Mais cette temporalité est paradoxalement indéfinie car le temps dans le roman est sans finalité. Les actions progressent mais vers un dénouement incertain. Toute la vie de Frédéric est considérée comme un va-et-vient continuel entre des sentiments et des prises de positions contrariés : une recherche d’amour et une déception de cet amour, un espoir et un désespoir, une joie et une détresse, une activité et une inertie, un voyage et un retour. Pour cela, on comprend que le fait que la phrase soit parfois introduite par de temps à autre,

‘« […] la détache de ce qui précède et la dilue dans l’à-peu-près d’une périodicité incertaine. L’expression circonstancielle nous interdit de voir l’action dans sa singularité, elle la noie dans le pluriel indécis qu’elle suggère. Du coup, l’action en acquiert une sorte d’intemporalité, d’inertie » 1 . ’

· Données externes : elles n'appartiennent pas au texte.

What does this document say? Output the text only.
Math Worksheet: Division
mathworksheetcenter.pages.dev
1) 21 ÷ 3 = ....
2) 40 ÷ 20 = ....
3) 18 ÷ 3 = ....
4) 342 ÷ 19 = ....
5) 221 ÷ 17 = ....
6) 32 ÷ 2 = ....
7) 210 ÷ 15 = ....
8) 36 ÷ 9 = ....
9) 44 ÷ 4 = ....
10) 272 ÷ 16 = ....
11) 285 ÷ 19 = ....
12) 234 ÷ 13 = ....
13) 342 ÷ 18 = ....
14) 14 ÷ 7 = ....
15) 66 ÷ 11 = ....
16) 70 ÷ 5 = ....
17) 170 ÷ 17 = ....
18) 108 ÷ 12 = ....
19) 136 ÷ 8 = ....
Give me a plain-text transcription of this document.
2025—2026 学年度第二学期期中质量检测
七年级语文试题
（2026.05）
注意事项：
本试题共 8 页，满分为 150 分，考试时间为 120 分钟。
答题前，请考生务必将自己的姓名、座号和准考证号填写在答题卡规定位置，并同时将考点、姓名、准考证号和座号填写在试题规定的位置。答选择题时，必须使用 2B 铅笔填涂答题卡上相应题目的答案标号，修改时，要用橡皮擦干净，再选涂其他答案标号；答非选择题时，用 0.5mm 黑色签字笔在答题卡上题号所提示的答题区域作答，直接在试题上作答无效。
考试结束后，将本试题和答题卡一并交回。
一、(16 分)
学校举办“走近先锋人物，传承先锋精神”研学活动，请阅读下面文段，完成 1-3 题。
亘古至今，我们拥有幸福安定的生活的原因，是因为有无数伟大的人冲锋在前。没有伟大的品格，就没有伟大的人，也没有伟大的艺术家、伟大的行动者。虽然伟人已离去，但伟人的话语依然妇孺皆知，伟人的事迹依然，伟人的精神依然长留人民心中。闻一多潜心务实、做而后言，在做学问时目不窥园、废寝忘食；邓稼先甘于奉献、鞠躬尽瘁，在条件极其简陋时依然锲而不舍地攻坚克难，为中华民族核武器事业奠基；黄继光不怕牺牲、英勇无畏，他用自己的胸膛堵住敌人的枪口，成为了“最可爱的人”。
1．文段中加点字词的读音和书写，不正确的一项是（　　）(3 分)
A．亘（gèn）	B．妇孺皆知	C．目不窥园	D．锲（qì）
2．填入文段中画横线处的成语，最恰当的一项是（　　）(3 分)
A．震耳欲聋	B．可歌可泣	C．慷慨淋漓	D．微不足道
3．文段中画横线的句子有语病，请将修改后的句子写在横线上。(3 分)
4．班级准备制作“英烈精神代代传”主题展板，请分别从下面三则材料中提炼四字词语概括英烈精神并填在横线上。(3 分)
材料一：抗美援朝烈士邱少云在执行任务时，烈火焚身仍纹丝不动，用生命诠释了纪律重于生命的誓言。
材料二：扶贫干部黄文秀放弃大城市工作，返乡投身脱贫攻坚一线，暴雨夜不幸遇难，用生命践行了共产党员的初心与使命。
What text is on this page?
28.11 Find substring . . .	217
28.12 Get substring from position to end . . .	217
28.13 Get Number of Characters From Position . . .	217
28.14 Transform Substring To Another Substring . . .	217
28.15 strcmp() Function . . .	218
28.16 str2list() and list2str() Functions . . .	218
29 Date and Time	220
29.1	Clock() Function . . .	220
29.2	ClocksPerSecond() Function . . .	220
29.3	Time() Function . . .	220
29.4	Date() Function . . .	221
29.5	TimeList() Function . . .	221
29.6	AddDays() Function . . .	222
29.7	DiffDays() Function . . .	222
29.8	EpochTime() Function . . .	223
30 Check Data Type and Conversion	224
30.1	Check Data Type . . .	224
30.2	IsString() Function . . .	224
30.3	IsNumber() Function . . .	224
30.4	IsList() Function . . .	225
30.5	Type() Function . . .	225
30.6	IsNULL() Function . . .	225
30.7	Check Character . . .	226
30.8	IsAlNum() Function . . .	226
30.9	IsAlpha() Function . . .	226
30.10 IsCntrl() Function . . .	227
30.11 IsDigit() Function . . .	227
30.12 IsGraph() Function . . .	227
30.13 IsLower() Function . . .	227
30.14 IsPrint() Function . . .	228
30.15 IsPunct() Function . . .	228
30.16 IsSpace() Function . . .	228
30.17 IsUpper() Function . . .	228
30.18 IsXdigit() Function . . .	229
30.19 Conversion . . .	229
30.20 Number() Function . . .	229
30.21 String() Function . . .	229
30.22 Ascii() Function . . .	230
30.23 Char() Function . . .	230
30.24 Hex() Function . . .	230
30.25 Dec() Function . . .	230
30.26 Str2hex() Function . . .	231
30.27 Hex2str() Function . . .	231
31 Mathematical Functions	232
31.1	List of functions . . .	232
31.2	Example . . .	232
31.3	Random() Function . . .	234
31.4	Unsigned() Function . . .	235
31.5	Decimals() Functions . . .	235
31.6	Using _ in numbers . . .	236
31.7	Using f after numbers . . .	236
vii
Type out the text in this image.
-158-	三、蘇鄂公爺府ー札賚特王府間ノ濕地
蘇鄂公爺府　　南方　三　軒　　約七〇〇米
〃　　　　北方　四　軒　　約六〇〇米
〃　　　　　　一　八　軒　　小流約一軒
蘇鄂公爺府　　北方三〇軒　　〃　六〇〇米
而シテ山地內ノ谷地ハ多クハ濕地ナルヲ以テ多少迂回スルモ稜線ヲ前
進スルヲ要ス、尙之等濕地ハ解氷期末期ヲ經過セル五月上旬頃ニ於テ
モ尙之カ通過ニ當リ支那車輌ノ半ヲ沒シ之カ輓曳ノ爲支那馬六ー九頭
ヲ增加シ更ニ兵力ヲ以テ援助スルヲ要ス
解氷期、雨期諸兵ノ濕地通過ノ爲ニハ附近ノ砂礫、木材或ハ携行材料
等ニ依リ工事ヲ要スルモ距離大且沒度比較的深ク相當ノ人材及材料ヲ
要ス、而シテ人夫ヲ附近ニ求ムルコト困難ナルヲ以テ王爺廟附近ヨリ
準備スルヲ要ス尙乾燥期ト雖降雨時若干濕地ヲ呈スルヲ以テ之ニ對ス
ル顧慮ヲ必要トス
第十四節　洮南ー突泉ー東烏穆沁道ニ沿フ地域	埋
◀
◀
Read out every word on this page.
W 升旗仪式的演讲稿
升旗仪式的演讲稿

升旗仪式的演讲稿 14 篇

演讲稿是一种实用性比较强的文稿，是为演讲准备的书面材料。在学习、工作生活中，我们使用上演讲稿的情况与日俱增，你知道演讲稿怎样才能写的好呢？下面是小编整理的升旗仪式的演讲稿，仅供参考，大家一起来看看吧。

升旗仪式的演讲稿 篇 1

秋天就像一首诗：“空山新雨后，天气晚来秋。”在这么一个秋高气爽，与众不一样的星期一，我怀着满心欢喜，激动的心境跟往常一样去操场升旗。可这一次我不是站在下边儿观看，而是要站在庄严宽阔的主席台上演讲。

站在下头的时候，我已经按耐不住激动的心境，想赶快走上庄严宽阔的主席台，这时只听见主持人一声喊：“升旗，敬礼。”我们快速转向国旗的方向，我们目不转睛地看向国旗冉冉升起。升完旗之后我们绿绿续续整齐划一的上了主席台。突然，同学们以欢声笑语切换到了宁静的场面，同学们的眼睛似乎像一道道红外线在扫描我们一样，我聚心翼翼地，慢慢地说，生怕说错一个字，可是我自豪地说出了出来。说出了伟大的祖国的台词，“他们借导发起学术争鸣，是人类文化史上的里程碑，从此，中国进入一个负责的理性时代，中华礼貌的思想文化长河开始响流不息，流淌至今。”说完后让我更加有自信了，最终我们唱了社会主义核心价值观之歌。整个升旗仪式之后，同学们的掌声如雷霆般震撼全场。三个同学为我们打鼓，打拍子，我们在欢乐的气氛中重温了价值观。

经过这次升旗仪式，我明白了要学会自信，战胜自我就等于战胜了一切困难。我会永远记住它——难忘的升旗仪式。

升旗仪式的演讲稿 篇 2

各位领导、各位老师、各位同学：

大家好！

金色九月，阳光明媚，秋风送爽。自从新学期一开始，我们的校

Le circonstant de temps à autre constitue donc un autre type des circonstants de temps qui assurent l’enchaînement des phrases dans le texte :

‘« Tous les jours, Regimbart s’asseyait au coin du feu, dans son fauteuil, s'emparait du National, ne le quittait plus, et exprimait sa pensée par des exclamations ou de simples haussements d'épaules. De temps à autre, il s'essuyait le front avec son mouchoir de poche roulé en boudin, et qu'il portait sur sa poitrine, entre deux boutons de sa redingote verte ». (ES, p. 96.)’ ‘« Il était assis trois places au‑dessous d'elle, sur le même côté. De temps à autre, elle se penchait un peu, en tournant la tête pour adresser quelques mots à sa petite fille ; et, comme elle souriait alors, une fossette se creusait dans sa joue, ce qui donnait à son visage un air de bonté plus déli­cate ». (ES, p. 107.)’ ‘« Le conseil de Deslauriers vint à sa mémoire ; il en eut horreur. Alors, il vagabonda dans les rues. Quand un piéton s'avançait, il tâchait de distinguer son visage. De temps à autre, un rayon de lumière lui passait entre les jambes, décrivait au ras du pavé un immense quart de cercle ; et un homme surgissait, dans l'ombre, avec sa hotte et sa lanterne. Le vent, en de certains endroits, secouait le tuyau de tôle d'une cheminée ; des sons lointains s'élevaient, se mêlant au bourdonnement de sa tête, et il croyait entendre, dans les airs, la vague ritour­nelle des contredanses ». (ES, p. 141.)’ ‘« Quoique n'ayant besoin de rien prendre, Frédéric avala un verre de rhum, puis un verre de kirsch, puis un verre de curaçao, puis différents grog, tant froids que chauds. Il lut tout Le Siècle du jour, et le relut ; il examina, jusque dans les grains du papier, la caricature du Charivari ; à la fin, il savait par coeur les annonces. De temps à autre, des bottes réson­naient sur le trottoir, c'était lui ! et la forme de quelqu'un se profilait sur les carreaux ; mais cela passait toujours ! ». (ES, p. 176.)’ ‘« Elle avait mis près d'elle la nièce de son mari, jeune personne assez laide. De temps à autre, elle se dérangeait pour recevoir celles qui entraient ; et le murmure des voix féminines, augmentant, faisait comme un caquetage d'oi­seaux ». (ES, p. 243.)’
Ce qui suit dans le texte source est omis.